The dense phase carbon dioxide is then further pressurized to a pressure matching a pressure, less hydrostatic head, existing deep within a porous geological formation, a deep aquifer, a deep ocean location or other terrestrial formation from which return of the CO2 into the atmosphere is inhibited. The combustion products are then expanded through a power generating device (48). The combustion products are then passed through a condenser (80), and then is routed back to the gas generator. Below are some links with additional information about the affects of the products. Water is also delivered into the gas generator to control the temperature of the combustion products. Collection efficiency is further improved by a cascading water film or algae-laden water film on the inside of the stack wall and on surfaces of an optional internally mounted vortex generator to eliminate the re-entrainment of small particles and for ease of transporting the captured particles in a slurry. The stack can also be utilized as a photochemical or a biological reactor to promote a photosynthesis reaction between carbon dioxide and algae-laden water to form carbohydrate substrates for carbon dioxide sequestration and utilization. Abstract --- Industrial combustion facilities are integrated with greenhouse gas-solidifying fertilizer production reactions so that CO2, CO, NOx, and SOx emissions can be converted prior to emission into carbonate-containing fertilizers, mainly NH4HCO3 and/or (NH2)2CO, plus a small fraction of NH4NO3 and (NH4)2SO4.
Abstract --- A process for selectively removing carbon dioxide from a gaseous stream by converting the carbon dioxide to a solid, stable form is provided. The method includes introducing the first oxygen stream and a solid fuel, such as coal, into a solid-fuel gasifier for converting the first oxygen stream and the solid fuel into a combustible gas and combusting the gas in the presence of the second oxygen stream, the combusting step including the step of introducing water into the combustor during the combusting step for generating an exhaust stream of carbon dioxide and steam. The method for converting CO2, CO, NOx, and SOx emissions into fertilizers includes the step of collecting these materials from the emissions of industrial combustion facilities such as fossil fuel-powered energy sources and transporting the emissions to a reactor. In the reactor, the CO2, CO, N2, SOx, and/or NOx are converted into carbonate-containing fertilizers using H2, CH4, or NH3. The carbonate-containing fertilizers are then applied to soil and green plants to (1) sequester inorganic carbon into soil and subsoil earth layers by enhanced carbonation of groundwater and the earth minerals, (2) reduce the environmental problem of NO3-runoff by substituting for ammonium nitrate fertilizer, and (3) stimulate photosynthetic fixation of CO2 from the atmosphere by the fertilization effect of the carbonate-containing fertilizers.
The invention enhances sequestration of CO2 into soil and the earth subsurface, reduces N03- contamination of surface and groundwater, and stimulates photosynthetic fixation of CO2 from the atmosphere. Soil alkalinity is vital to plant health. Because of this, pH isn’t as important as alkalinity when it comes to your health. As per the experts, there isn’t any way to de-contaminate the drinking water without even ionizing it. What can I expect from drinking ionized water? This solid mineral precipitate can be safely stored for extended periods of time, such as by burying the precipitate in the ground or depositing the precipitate into storage sites either on land or into a body of water.
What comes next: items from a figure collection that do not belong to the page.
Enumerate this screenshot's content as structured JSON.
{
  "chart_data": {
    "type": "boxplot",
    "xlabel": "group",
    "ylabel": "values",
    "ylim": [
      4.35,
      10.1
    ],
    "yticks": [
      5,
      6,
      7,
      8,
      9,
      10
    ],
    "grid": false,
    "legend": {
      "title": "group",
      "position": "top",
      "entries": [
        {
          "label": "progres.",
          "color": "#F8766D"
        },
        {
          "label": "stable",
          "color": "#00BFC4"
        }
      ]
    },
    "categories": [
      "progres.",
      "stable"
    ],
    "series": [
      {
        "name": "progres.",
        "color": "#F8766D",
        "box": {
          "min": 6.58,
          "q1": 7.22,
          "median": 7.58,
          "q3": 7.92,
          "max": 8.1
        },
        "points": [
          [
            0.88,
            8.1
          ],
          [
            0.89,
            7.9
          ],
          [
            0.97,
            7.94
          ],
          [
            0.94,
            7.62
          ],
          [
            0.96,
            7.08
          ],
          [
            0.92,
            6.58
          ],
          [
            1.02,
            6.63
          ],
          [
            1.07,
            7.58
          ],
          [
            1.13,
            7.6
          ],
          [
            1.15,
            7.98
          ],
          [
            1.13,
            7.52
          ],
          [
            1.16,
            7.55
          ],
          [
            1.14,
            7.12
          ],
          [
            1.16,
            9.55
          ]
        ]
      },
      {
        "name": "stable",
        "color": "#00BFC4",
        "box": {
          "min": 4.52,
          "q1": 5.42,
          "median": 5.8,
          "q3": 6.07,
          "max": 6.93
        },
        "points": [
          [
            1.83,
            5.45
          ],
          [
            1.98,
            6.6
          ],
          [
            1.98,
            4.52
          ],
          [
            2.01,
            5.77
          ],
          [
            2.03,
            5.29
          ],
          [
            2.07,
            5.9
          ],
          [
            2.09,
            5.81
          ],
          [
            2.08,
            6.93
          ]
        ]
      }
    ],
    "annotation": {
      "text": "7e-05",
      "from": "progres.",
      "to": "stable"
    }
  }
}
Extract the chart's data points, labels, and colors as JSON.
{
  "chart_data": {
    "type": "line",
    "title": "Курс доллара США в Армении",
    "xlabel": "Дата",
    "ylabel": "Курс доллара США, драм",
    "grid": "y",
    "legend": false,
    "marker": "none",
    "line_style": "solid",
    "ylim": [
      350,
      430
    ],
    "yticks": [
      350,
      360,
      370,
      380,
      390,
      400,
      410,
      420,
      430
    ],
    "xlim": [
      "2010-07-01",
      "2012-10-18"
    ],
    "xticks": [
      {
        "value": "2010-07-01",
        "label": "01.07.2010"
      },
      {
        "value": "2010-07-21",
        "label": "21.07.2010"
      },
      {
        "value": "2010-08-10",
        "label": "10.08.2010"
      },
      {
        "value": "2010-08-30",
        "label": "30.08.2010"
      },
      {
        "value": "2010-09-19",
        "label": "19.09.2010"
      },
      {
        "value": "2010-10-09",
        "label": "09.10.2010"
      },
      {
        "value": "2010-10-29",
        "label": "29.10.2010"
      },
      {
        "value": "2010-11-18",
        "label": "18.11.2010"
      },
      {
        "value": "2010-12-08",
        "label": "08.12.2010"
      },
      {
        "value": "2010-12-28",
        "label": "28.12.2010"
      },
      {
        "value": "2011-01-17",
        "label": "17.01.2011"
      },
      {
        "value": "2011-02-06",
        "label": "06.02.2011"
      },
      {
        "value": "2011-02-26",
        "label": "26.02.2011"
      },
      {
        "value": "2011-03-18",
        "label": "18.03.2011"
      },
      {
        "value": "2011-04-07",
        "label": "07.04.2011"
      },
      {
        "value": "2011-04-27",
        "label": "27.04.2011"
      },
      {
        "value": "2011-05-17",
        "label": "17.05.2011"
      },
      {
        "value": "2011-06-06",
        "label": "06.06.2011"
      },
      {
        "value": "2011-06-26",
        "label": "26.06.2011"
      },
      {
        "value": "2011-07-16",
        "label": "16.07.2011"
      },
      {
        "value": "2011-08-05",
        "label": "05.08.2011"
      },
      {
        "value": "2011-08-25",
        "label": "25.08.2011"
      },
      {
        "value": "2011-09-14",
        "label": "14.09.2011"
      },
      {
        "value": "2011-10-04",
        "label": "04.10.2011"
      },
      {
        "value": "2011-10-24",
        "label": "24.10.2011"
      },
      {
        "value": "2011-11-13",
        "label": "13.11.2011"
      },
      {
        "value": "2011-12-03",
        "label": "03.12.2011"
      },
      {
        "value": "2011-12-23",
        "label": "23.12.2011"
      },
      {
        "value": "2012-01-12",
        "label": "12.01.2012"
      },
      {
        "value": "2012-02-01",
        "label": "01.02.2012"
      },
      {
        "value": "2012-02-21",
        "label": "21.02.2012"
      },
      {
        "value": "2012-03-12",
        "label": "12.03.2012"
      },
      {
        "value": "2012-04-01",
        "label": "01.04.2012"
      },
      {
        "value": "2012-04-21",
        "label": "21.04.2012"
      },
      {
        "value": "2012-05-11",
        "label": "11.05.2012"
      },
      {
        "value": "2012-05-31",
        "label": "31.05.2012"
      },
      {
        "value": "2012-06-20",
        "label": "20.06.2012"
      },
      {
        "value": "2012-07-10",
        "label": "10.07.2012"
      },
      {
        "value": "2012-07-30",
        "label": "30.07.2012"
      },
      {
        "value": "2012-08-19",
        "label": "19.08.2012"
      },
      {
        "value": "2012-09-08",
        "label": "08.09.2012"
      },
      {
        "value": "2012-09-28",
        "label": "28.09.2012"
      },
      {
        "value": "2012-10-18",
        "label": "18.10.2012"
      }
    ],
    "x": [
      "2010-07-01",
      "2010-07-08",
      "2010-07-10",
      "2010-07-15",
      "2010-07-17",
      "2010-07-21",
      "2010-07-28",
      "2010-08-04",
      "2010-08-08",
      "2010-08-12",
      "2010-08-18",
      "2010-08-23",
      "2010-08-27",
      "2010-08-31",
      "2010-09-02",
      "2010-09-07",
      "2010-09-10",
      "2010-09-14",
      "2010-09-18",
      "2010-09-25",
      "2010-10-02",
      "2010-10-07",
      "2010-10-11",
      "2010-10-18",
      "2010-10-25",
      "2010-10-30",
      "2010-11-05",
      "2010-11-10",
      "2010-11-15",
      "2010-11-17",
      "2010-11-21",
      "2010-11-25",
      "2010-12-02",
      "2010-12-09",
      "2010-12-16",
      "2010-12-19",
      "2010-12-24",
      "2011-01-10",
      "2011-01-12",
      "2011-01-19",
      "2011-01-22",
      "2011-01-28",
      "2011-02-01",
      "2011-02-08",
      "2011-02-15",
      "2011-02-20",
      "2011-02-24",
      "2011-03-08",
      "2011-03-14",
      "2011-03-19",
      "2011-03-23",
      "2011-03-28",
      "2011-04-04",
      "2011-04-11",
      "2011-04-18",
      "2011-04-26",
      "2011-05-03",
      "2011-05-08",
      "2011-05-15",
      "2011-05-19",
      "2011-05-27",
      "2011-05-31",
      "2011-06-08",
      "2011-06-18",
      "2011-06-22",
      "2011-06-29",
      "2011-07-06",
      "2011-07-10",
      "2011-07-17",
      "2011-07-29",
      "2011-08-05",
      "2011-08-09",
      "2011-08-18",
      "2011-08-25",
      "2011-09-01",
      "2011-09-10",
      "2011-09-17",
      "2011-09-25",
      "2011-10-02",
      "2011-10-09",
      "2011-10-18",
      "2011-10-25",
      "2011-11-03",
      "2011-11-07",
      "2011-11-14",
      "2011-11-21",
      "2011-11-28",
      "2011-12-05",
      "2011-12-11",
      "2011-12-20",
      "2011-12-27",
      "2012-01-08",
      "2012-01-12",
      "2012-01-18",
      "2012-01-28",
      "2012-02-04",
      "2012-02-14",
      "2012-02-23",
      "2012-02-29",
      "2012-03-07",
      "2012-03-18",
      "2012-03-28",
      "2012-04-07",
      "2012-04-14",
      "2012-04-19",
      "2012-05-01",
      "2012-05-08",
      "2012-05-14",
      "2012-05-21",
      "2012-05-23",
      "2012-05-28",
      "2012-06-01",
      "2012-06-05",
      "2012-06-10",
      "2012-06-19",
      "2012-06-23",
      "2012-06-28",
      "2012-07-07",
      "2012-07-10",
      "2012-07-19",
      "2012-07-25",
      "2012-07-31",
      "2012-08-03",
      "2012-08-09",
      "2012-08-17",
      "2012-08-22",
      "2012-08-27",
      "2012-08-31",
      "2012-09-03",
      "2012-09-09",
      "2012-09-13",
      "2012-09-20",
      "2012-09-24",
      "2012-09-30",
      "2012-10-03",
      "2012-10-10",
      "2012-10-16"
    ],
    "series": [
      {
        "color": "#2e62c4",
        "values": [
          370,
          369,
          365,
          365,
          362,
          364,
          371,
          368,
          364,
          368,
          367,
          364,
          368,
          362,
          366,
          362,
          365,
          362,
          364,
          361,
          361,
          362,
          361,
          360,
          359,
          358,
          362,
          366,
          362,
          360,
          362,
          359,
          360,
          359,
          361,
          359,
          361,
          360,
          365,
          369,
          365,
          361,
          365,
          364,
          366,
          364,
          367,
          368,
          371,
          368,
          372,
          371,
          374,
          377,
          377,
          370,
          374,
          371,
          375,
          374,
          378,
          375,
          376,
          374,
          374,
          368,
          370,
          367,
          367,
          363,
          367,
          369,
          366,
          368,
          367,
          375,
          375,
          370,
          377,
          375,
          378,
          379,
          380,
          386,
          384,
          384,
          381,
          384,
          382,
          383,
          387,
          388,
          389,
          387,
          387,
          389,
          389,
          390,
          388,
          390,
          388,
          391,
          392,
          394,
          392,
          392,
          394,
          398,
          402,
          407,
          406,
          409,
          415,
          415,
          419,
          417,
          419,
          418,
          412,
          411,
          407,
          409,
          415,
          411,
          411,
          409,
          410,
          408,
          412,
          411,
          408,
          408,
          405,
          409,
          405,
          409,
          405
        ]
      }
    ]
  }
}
In the final step, a mineral ion is added to the reaction so that a precipitate of carbonate salt is formed. Sedimentation ensures that the marine environment is an overall carbon sink through carbonate sequestration. A harvesting system ensures maximum organism growth and rate of CO2 uptake. An on-site biological sequestration system directly decreases the concentration of carbon-containing compounds in the emissions of fossil generation units. Abstract --- A plant for producing Fischer-Tropsch liquids and electrical power with greatly reduced emissions of carbon dioxide to the atmosphere is made up of a syngas generator unit, an air separation unit, a Fischer-Tropsch unit, a CO2 removal unit, and a combined cycle electricity generation unit.
After removing a portion of the nitrogen, the remaining gas is primarily oxygen, which is routed to a gas generator (70). The gas generator has an igniter and inputs for the high pressure oxygen and a high pressure hydrogen-containing fuel, such as hydrogen, methane or a light alcohol. The remaining gas is primarily oxygen, which is then compressed and routed to a gas generator. A portion of the water is collected for further processing and use and the remainder is routed back to the gas generator. Some hydrogen is also removed by reaction with the iron oxide, reducing Fe2O3 to FeO, while the remainder of the hydrogen passes through the fluid beds, leaving in a purified state, i.e., PEM fuel cell quality. Virtually all of the CO is removed by a water gas shift reaction, forming hydrogen and CO2, with the remainder being removed by reaction with the iron oxide, reducing Fe2O3 to FeO. nước khoáng ion kiềm is recoverable by the use of a gas turbine fueled by predominantly hydrogen and a steam turbine powered by steam generated by cooling exhaust gases from the gas turbine. The CO2 extraction methods and systems involve the use of chemical processes, mineral sequestration, and solid and liquid sorbents.